We appreciate that Christmas holidays are a difficult time when it comes to arranging contact between children and their parents with whom they don’t reside. To assist, the school holiday dates are as undernoted – if your child attends school out with these areas, you should check those holiday dates.
West Lothian: School ends on Friday, 20th December 2019 and resume on Tuesday, 7th January 2020
Falkirk: School ends on Friday, 20th December 2019 and resume on Tuesday, 7th January 2020
Edinburgh: School ends on Friday, 20th December 2019 and resume on Thursday, 9th January 2020
Clackmannanshire: School ends on Friday, 20th December 2019 and resume on Monday, 6th January 2020
Stirling: School ends on Friday, 20th December 2019 and resume on Monday, 6th January 2020
Glasgow: School ends on Thursday, 19th December 2019 and resume on Monday, 6th January 2020
North Lanarkshire: School ends on Friday, 20th December 2019 and resume on Monday, 6th January 2020
South Lanarkshire: School ends Friday, 20th December 2019 and resume on Monday, 6th January 2020
So, how best to approach the tricky topic of Christmas Contact? Ideally this should be discussed and agreed between the parents/carers direct and your solicitor should only be contacted where no agreement is possible.
Where there is a Court order in place, the timings of this order would apply to the Christmas period in the same way as to any other time of the year unless the court decided to vary that order to address the Christmas/New Year period. It is for you to apply these timings to a calendar and identify whether any issues arise. If you agree an alternative arrangement for this period then let your solicitor know and they can confirm this with the solicitors for the other side so that there is a record of what has been agreed. Whether this can be addressed by only an exchange of letters or whether a formal change to the Court order is needed depends on the circumstances applying to your case and should be discussed with your solicitor as soon as possible.
Where there is no Court order in place, Christmas Contact should be agreed between you. If unsatisfied with the negotiations, it is possible to commence proceedings on a private client basis and have a hearing assigned to address this before Christmas. However, as Legal aid Applications take many months to resolve, we will not be able to commence a court action in time for Christmas where proceeding with the benefit of legal aid so our advice is try to avoid and sort it out between you.
As for how courts deal with Christmas contact – Hogmanay and New Year’s Day are usually ordered to take place in a similar way to Christmas Day – as all family circumstances are different and views vary from Sheriff to Sheriff and case to case, it is difficult to predict accurately what orders will be granted by the Courts.
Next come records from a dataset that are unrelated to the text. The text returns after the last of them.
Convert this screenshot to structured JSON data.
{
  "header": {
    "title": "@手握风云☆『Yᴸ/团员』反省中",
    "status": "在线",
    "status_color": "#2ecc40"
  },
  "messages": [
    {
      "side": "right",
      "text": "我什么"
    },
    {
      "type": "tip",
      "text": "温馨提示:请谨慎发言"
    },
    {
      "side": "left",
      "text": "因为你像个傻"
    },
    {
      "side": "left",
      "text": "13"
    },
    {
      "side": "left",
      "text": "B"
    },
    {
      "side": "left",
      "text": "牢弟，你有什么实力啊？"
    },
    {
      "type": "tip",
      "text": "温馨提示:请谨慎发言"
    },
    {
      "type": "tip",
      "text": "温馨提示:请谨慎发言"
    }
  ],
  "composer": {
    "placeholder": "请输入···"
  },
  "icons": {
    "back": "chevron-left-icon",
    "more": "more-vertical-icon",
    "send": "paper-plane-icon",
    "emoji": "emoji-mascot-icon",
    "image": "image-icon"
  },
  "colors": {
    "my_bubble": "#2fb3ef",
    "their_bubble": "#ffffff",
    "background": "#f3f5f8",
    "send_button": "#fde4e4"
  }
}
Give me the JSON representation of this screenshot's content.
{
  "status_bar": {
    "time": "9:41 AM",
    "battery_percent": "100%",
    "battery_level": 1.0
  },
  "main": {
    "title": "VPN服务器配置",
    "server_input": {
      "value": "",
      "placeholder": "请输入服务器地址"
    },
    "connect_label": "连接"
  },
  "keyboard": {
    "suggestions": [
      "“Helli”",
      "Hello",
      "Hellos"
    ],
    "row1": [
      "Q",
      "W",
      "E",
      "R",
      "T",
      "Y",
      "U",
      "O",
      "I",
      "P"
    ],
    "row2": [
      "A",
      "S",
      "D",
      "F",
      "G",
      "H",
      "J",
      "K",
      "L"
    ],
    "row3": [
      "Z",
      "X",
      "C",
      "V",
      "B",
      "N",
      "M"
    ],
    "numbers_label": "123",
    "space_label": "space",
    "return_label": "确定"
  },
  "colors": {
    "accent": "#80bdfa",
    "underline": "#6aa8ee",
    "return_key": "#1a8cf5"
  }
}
Having said this, over the years experience tells us that:
• for some cases the non-resident parent is allowed contact on Christmas Day for a certain period or sometimes only on Boxing day;
• for other cases the non-resident parent is allowed contact from Christmas Eve into Christmas morning or from late on Christmas day into Boxing Day with this arrangement alternating between parents each year thereby allowing a child to wake up to their presents in each parent’s home every other year; and
• for some cases where the residential parent has other children in their home unrelated to the parent exercising Contact – i.e. step-brothers and sisters – it is perceived to be unfair on a child to be separated from their brothers and sisters on Christmas morning. In such circumstances, the Court may consider it more acceptable for contact to take place later on Christmas day – perhaps for a short period – or the following day for a longer period.
In recent years a significant proportion of Sheriffs are favouring that a child spends Christmas day with one parent and Boxing Day with another parent, effectively allowing the child to have two Christmas Days rather than spending time with both parents on Christmas Day. However, as outlined, what is ordered usually depends upon the particular Sheriff which is why nothing can be guaranteed when resorting to the Court for a Christmas contact order. Therefore in our experience it is better to achieve the certainty of an early agreement with the other parent rather than have the Court decide something which suits neither parent.